We hung up the phone shortly after that. Then he texted me, about an hour later.

Narc: So...What's the plan?

Hyde: I think I need to wait until we work this out. My self-esteem needs it. You could just mail me the money? Or drop it with my doorman when you can...?

Narc: Are you sure? I mean, going to see you again at some point soon anyway... Don't like the thought of you not having money.

Hyde: Yeah. I'm sure. This situation and my feelings about you and me are way more important to me than immediate money. If I run out, I can prob borrow from NDN...

Narc: Ok, will miss sleeping next to you tonight.

Hyde: Will miss you too. But please just give it all some thought. The more I sit with it, the clearer everything is becoming.

Narc: I can think about it, but I just don't know if I'll come up with anything.

Hyde: If you can't you can't. You can only do what's right for you. But let me know. I can only do what's right for me.
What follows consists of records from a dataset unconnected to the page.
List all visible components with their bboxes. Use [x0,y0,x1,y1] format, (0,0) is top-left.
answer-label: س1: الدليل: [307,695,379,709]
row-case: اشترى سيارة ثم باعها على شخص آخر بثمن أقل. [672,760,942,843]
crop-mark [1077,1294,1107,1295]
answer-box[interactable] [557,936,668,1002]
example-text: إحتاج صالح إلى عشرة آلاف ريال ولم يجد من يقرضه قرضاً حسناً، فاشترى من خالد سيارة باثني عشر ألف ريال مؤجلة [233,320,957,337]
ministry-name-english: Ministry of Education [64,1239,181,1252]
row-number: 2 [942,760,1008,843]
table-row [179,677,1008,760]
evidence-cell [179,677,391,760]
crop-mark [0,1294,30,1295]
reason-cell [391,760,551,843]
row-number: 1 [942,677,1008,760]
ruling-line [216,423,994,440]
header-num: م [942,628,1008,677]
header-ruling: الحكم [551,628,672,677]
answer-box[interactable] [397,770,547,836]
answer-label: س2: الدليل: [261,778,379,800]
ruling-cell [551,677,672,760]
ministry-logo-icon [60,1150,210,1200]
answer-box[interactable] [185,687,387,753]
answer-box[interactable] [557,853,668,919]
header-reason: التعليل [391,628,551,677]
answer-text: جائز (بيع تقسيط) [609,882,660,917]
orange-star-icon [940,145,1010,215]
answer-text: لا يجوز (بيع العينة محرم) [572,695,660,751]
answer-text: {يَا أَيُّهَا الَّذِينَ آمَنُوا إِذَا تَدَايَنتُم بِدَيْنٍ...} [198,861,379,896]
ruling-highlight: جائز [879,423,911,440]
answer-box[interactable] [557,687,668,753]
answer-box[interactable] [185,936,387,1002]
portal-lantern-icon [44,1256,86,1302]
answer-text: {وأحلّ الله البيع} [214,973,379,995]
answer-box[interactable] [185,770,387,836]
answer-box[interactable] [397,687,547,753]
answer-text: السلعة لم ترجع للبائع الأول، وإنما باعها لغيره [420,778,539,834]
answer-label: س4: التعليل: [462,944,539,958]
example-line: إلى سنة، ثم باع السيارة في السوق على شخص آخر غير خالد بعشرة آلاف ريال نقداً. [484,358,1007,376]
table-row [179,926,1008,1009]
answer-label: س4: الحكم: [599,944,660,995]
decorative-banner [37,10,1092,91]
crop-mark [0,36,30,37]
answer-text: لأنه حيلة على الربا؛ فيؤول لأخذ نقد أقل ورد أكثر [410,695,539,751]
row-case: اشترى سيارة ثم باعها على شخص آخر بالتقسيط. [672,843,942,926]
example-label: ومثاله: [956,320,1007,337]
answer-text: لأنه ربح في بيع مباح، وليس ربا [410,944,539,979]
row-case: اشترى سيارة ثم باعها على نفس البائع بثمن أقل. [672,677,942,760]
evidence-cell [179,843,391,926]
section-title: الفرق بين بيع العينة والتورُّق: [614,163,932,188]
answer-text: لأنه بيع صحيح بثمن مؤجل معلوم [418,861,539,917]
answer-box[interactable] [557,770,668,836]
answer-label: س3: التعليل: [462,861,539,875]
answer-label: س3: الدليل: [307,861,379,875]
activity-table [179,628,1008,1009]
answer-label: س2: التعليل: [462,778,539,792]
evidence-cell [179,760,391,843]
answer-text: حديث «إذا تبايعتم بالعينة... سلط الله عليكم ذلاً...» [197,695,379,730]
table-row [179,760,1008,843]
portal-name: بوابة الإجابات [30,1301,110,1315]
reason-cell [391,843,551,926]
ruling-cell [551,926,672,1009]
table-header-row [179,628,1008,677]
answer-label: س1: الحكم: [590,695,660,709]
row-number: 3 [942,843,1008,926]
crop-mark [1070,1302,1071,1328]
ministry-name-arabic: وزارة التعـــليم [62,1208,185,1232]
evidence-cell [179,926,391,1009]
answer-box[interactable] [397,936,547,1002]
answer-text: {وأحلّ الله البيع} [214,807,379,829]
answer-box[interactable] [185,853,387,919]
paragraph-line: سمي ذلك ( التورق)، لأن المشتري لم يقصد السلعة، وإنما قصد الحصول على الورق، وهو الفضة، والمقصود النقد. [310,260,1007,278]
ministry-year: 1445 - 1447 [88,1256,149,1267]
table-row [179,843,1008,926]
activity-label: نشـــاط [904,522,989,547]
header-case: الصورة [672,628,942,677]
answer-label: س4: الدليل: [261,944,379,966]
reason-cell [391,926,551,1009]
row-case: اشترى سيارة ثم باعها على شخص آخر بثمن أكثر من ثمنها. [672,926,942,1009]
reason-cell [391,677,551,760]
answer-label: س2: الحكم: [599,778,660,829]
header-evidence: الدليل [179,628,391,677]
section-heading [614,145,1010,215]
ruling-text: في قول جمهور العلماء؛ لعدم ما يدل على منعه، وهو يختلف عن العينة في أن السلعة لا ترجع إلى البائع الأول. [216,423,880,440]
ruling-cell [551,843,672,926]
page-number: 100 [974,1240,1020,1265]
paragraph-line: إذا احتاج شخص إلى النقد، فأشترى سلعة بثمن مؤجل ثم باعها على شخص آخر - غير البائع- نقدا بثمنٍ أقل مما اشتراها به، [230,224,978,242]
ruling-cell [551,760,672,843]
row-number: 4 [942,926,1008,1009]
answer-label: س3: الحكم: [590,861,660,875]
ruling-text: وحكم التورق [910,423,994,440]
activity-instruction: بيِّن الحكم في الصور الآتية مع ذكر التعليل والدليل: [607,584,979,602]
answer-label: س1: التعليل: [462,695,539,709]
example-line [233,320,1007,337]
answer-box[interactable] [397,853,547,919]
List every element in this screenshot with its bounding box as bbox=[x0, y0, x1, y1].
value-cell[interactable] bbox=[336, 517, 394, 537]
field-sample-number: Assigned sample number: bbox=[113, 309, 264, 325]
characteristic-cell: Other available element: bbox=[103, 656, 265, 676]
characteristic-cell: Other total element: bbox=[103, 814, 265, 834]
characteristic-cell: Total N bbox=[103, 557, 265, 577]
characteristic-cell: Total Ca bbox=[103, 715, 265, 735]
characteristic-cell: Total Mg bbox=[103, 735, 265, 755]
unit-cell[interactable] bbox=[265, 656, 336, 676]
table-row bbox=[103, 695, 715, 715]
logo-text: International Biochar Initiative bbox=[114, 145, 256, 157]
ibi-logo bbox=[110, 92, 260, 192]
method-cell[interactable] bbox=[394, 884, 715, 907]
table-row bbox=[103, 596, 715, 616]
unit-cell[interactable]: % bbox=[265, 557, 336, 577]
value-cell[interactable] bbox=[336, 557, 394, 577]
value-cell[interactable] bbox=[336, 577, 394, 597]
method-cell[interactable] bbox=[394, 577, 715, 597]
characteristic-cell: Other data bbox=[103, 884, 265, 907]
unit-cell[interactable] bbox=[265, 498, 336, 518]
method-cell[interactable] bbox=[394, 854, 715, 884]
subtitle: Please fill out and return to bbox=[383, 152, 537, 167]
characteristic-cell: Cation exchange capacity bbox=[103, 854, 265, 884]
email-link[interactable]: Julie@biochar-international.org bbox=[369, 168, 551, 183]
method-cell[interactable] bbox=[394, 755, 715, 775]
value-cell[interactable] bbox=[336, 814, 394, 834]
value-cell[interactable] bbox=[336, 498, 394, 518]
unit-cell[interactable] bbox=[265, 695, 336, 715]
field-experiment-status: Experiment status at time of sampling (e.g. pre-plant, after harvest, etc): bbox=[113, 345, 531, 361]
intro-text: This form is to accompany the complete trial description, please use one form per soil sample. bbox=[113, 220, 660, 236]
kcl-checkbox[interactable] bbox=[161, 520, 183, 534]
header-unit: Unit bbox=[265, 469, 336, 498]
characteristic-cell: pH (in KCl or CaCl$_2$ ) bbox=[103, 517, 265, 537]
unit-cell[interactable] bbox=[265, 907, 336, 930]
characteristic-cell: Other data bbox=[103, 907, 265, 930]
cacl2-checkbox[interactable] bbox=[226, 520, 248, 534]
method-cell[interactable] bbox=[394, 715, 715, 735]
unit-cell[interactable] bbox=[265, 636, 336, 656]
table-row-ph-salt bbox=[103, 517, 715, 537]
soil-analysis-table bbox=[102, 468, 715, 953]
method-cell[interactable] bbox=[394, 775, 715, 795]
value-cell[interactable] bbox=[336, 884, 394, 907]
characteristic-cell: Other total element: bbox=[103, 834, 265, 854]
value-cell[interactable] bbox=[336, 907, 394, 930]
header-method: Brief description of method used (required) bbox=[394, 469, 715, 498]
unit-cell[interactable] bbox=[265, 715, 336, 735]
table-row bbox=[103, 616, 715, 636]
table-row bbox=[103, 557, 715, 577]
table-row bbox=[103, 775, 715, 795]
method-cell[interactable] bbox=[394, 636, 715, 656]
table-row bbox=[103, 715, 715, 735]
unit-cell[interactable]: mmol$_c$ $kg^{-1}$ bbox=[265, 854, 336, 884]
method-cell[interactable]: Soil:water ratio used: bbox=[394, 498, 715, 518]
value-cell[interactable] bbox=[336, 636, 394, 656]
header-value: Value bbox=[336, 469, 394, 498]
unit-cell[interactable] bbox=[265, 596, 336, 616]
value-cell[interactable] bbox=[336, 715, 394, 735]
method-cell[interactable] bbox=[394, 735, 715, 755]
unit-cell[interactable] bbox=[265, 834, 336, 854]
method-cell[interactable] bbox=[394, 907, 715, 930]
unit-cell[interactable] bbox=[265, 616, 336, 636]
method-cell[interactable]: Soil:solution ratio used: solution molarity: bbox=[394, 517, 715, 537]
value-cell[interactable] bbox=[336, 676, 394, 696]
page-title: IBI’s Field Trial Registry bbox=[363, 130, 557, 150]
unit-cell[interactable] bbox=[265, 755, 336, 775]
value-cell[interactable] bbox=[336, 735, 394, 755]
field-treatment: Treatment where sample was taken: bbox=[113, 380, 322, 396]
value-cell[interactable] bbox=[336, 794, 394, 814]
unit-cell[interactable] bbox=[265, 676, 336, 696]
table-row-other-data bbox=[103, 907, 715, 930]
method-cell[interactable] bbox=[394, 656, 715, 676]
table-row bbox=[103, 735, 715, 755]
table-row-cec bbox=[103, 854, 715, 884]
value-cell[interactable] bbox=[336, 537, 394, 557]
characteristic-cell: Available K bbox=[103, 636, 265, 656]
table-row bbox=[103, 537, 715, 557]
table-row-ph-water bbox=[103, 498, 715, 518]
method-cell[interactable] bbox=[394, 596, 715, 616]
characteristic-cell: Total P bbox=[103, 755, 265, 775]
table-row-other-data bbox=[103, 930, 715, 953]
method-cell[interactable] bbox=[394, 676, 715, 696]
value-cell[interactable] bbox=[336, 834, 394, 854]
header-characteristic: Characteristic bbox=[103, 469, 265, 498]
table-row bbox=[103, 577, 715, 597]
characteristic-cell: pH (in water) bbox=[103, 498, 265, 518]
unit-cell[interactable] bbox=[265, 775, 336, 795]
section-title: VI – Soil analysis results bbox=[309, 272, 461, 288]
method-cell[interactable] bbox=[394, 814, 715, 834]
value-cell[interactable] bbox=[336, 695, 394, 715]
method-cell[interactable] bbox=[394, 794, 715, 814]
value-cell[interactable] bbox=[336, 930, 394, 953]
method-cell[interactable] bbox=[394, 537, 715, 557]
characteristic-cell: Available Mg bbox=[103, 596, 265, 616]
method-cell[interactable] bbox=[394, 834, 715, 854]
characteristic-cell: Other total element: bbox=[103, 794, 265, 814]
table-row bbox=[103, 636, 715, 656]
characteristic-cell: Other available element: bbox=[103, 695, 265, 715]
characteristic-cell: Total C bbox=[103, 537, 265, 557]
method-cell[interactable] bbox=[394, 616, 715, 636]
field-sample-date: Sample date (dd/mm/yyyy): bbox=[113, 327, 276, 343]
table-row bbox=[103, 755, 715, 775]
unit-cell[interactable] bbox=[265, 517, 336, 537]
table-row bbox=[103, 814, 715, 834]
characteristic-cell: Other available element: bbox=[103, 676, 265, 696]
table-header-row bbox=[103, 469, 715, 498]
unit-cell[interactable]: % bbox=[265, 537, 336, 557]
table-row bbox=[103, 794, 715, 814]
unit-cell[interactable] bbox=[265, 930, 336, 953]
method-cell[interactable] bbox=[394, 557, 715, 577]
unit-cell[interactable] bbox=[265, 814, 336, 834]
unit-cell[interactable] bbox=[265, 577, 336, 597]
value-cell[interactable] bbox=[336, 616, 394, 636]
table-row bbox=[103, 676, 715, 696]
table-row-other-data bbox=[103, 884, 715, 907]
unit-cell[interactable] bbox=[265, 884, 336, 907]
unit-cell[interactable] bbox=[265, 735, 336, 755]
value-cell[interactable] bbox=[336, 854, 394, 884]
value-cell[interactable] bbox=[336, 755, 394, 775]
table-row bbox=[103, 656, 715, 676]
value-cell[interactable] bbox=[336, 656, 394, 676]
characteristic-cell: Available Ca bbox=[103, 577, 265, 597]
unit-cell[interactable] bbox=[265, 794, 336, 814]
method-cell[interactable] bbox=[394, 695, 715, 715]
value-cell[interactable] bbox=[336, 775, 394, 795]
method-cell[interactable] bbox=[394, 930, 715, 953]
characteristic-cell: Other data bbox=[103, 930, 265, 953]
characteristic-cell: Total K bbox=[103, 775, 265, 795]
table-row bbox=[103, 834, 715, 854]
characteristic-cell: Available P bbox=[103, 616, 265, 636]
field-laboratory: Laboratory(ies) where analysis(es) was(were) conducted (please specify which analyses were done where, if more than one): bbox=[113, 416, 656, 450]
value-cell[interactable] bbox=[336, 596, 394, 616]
Narc: Well, I know I love you and am feeling lonely and wish you were here now. That' s about it...

Hyde; Me too.

Then, half an hour later:

Narc: Also, those phone numbers and e-mail addresses you saw were three-- two girls and one guy, all of whom I met as a group, just to clarify...

Hyde: Ok.

And that was it.

Yesterday I went to the library all day and gave a presentation in my class that night. Today is the last day of teaching classes, although I still have to give the final exams.

But, his birthday. I wanted so badly for him not to disappoint me. I told him over and over and over before it got here, hoping he would get the point. It was a litmus test for me and he failed.

This may be the end. I wonder when it will resolve. I'm not going to call him. I wonder when I'll hear from him.